Let $x\in\mathbb{R}^n$ be a KKT point of the problem $$\min f(x) :\;\text{s.t.}\; h_j(x)\leq0,\;\;\forall j\in\{1,\dots,m\}$$ where $f:\mathbb{R}^n\to\mathbb{R}$ is smooth and all $h_j:\mathbb{R}^n\to\mathbb{R}$ are smooth and convex. I'm trying to prove that then for any feasible $y$, we have $\nabla f(x)(y-x) \geq 0$.
My attempt:
Assume there exists $y$ so that $\nabla f(x)(y-x) < 0$. We can define $g(\lambda):=f(x+\lambda(y-x))$ with $\lambda\in[0,1]$ so that we cover all feasible points on the line segment from $x$ to $y$ (since the $h_j$ are convex, these are in fact all feasible). Now differentiating $g$ at $\lambda=0$ gives $g'(0)=\nabla f(x)(y-x) < 0$, which implies $g(\lambda)<g(0)$ for $\lambda\in(0,\lambda_0)$ for $\lambda_0$ sufficiently small.

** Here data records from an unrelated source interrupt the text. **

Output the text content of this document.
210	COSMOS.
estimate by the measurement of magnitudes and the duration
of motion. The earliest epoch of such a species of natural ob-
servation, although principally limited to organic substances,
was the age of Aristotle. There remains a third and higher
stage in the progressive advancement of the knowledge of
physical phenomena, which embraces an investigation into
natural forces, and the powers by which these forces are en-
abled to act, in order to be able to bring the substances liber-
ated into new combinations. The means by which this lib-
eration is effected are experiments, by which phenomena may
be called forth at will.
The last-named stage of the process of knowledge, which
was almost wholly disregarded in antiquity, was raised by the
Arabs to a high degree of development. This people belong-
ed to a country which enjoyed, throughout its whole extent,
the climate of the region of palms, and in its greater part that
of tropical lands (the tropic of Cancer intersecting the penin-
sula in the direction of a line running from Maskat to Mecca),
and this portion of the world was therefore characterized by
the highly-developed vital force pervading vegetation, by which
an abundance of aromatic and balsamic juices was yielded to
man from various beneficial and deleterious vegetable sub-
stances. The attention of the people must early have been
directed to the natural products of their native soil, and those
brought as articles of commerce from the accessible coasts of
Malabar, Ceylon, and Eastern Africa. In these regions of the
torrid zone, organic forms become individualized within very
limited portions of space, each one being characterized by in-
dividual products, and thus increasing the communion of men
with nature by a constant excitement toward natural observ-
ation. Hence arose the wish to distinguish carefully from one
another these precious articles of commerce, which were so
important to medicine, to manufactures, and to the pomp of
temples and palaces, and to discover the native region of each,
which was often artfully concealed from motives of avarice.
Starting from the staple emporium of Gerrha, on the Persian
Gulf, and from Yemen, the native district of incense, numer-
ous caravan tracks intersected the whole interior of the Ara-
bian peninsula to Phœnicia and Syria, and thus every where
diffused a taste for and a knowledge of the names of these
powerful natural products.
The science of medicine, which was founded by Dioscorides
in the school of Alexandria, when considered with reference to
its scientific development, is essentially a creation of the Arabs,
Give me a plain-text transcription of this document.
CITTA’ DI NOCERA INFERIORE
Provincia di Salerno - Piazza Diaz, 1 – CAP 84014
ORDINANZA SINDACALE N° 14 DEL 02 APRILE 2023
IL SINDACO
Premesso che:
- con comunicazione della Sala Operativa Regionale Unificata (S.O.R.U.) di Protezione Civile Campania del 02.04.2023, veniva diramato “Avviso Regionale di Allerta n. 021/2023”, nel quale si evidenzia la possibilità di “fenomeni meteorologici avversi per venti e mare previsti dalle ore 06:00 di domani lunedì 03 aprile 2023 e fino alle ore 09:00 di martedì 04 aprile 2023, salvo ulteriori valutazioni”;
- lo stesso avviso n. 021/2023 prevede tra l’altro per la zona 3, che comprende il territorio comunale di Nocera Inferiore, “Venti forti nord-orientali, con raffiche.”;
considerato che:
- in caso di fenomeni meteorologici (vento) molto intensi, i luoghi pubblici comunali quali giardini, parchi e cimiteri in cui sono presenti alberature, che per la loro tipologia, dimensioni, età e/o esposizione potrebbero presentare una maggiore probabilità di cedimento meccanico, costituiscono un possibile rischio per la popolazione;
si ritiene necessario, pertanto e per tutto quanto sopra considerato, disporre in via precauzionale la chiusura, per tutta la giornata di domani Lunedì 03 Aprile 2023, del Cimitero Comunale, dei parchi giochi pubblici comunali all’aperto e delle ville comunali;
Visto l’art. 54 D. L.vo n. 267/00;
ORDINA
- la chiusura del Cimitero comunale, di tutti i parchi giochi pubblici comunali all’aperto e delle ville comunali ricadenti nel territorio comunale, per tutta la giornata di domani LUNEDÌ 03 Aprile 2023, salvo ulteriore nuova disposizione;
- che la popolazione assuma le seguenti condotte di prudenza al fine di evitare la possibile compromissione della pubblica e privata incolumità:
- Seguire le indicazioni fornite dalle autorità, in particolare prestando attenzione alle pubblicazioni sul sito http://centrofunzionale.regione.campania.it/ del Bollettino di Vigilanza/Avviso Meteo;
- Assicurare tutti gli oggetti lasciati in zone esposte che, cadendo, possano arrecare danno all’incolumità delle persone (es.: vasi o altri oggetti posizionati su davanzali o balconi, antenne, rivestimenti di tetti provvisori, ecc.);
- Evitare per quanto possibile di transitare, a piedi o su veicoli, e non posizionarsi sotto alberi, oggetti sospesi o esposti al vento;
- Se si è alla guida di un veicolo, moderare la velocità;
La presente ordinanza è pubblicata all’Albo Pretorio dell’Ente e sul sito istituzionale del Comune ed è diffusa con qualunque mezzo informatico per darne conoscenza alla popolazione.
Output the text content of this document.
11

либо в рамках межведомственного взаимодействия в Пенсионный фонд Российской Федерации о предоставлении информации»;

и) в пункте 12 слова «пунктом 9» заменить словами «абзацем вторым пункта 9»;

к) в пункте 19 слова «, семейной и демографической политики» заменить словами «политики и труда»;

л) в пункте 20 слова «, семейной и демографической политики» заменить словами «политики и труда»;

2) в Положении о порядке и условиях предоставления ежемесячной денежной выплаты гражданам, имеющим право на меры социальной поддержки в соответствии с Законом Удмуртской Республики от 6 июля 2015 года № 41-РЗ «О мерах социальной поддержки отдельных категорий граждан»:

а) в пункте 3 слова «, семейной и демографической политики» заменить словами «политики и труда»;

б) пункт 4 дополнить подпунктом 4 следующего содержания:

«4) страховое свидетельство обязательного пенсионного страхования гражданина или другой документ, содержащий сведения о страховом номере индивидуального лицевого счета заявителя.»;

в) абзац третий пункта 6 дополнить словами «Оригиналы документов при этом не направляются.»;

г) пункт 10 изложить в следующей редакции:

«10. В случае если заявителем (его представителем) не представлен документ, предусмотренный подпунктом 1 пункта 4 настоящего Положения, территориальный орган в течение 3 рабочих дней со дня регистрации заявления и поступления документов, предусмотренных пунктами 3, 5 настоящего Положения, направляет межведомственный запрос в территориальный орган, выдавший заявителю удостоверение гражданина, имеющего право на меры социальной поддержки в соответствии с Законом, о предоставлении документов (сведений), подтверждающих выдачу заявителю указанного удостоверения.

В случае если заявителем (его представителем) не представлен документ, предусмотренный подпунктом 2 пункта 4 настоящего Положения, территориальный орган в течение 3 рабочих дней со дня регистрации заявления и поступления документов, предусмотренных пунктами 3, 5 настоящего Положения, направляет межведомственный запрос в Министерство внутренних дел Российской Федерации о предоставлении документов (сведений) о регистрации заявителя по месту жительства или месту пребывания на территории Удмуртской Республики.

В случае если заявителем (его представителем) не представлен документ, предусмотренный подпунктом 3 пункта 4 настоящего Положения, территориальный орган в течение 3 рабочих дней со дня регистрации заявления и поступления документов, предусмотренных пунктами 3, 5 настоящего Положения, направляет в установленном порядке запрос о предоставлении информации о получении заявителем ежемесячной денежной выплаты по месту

If I now were to know that $x$ is optimal, then this would be my contradiction; however, I only know that $x$ is KKT and I do not see how this could lead me to contradiction with any of the conditions
Therefore my question: Am I even attempting the proof in the right way, e.g. is there any contradiction that I've overlooked? Otherwise I might have to employ a different strategy.